Sunday, April 15, 2012

The Liberty Mutual Looter

"It’s greed to top all" by Brian McGrory  |  Globe Columnist, April 13, 2012

At some point in the future, maybe 50 years from now, maybe a century, historians will look back at this era as the time when America basically lost its collective mind.  

Like Germany under Hitler?

The latest example is Ted Kelly, the recently retired chief executive officer of Boston’s Liberty Mutual insurance company. Ask any official or business person across the state, and they’ll sing Kelly’s praises: good guy, insanely smart, devoted to the common cause, all of that manifest in the fact that Liberty Mutual grew at breakneck speed under his leadership and gave millions of dollars away.  

Also see: Mass. Democrats' Cash Cow

State Handing Out Tax Loot to Liberty

At least you know whose pocket it was going into as your social services are slashed.

There’s something else, though, that came out this week. Ted Kelly had an annual compensation package of $50 million for the last four years. Yes, there’s a zero after the 5. That’s just shy of a million dollars a week, $192,000 per working day, $24,000 an hour. To run an insurance company....

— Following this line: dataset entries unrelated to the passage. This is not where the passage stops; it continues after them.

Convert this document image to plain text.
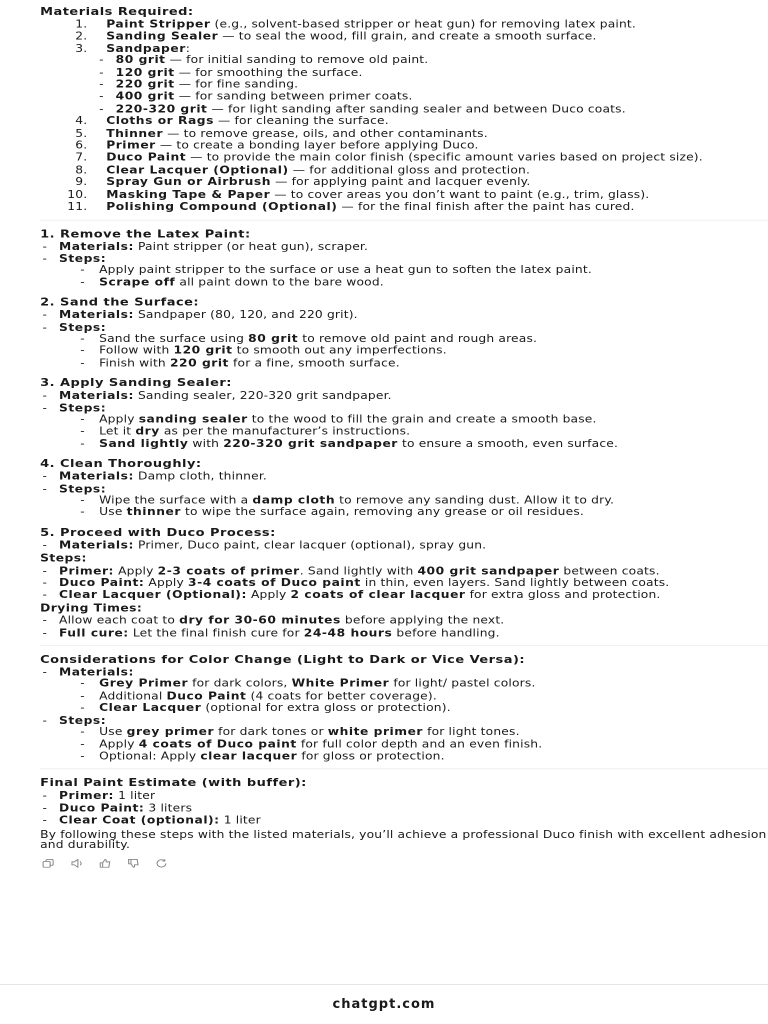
Materials Required:
1. Paint Stripper (e.g., solvent-based stripper or heat gun) for removing latex paint.
2. Sanding Sealer — to seal the wood, fill grain, and create a smooth surface.
3. Sandpaper:
- 80 grit — for initial sanding to remove old paint.
- 120 grit — for smoothing the surface.
- 220 grit — for fine sanding.
- 400 grit — for sanding between primer coats.
- 220-320 grit — for light sanding after sanding sealer and between Duco coats.
4. Cloths or Rags — for cleaning the surface.
5. Thinner — to remove grease, oils, and other contaminants.
6. Primer — to create a bonding layer before applying Duco.
7. Duco Paint — to provide the main color finish (specific amount varies based on project size).
8. Clear Lacquer (Optional) — for additional gloss and protection.
9. Spray Gun or Airbrush — for applying paint and lacquer evenly.
10. Masking Tape & Paper — to cover areas you don’t want to paint (e.g., trim, glass).
11. Polishing Compound (Optional) — for the final finish after the paint has cured.
1. Remove the Latex Paint:
- Materials: Paint stripper (or heat gun), scraper.
- Steps:
- Apply paint stripper to the surface or use a heat gun to soften the latex paint.
- Scrape off all paint down to the bare wood.
2. Sand the Surface:
- Materials: Sandpaper (80, 120, and 220 grit).
- Steps:
- Sand the surface using 80 grit to remove old paint and rough areas.
- Follow with 120 grit to smooth out any imperfections.
- Finish with 220 grit for a fine, smooth surface.
3. Apply Sanding Sealer:
- Materials: Sanding sealer, 220-320 grit sandpaper.
- Steps:
- Apply sanding sealer to the wood to fill the grain and create a smooth base.
- Let it dry as per the manufacturer’s instructions.
- Sand lightly with 220-320 grit sandpaper to ensure a smooth, even surface.
4. Clean Thoroughly:
- Materials: Damp cloth, thinner.
- Steps:
- Wipe the surface with a damp cloth to remove any sanding dust. Allow it to dry.
- Use thinner to wipe the surface again, removing any grease or oil residues.
5. Proceed with Duco Process:
- Materials: Primer, Duco paint, clear lacquer (optional), spray gun.
Steps:
- Primer: Apply 2-3 coats of primer. Sand lightly with 400 grit sandpaper between coats.
- Duco Paint: Apply 3-4 coats of Duco paint in thin, even layers. Sand lightly between coats.
- Clear Lacquer (Optional): Apply 2 coats of clear lacquer for extra gloss and protection.
Drying Times:
- Allow each coat to dry for 30-60 minutes before applying the next.
- Full cure: Let the final finish cure for 24-48 hours before handling.
Considerations for Color Change (Light to Dark or Vice Versa):
- Materials:
- Grey Primer for dark colors, White Primer for light/ pastel colors.
- Additional Duco Paint (4 coats for better coverage).
- Clear Lacquer (optional for extra gloss or protection).
- Steps:
- Use grey primer for dark tones or white primer for light tones.
- Apply 4 coats of Duco paint for full color depth and an even finish.
- Optional: Apply clear lacquer for gloss or protection.
Final Paint Estimate (with buffer):
- Primer: 1 liter
- Duco Paint: 3 liters
- Clear Coat (optional): 1 liter

By following these steps with the listed materials, you’ll achieve a professional Duco finish with excellent adhesion and durability.

chatgpt.com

Related: Liberty Mutual’s $50m CEO pay stands out

Insurer’s ex-CEO reveals 2011 pay

Every Liberty Mutual policyholder, all those regular people making ends meet at kitchen tables, have paid for Kelly to take $200 million out of the company, their company, over the last four years. Every Massachusetts taxpayer is footing part of his salary, given that the state granted Kelly’s company a $46.5 million tax break for a new headquarters in Boston. The whole thing is grotesque....

Corporate profits set a post World War II record last year, but worker pay fell 2 percent.  

Just thought that was important.

Chieftains are swimming in millions while unemployment is historically high. We’re in an era of princes and paupers, mansions and minions, with income inequality here rivaling developing countries like Uganda and Cameroon and tax policies that favor the uber-rich.  

Time for a revolution!

Fifty million a year for an insurance executive? The corporate world thinks this is business as usual, the way things are supposed to be. It’s really nothing short of obscene, more evidence of an unparalleled age of greed.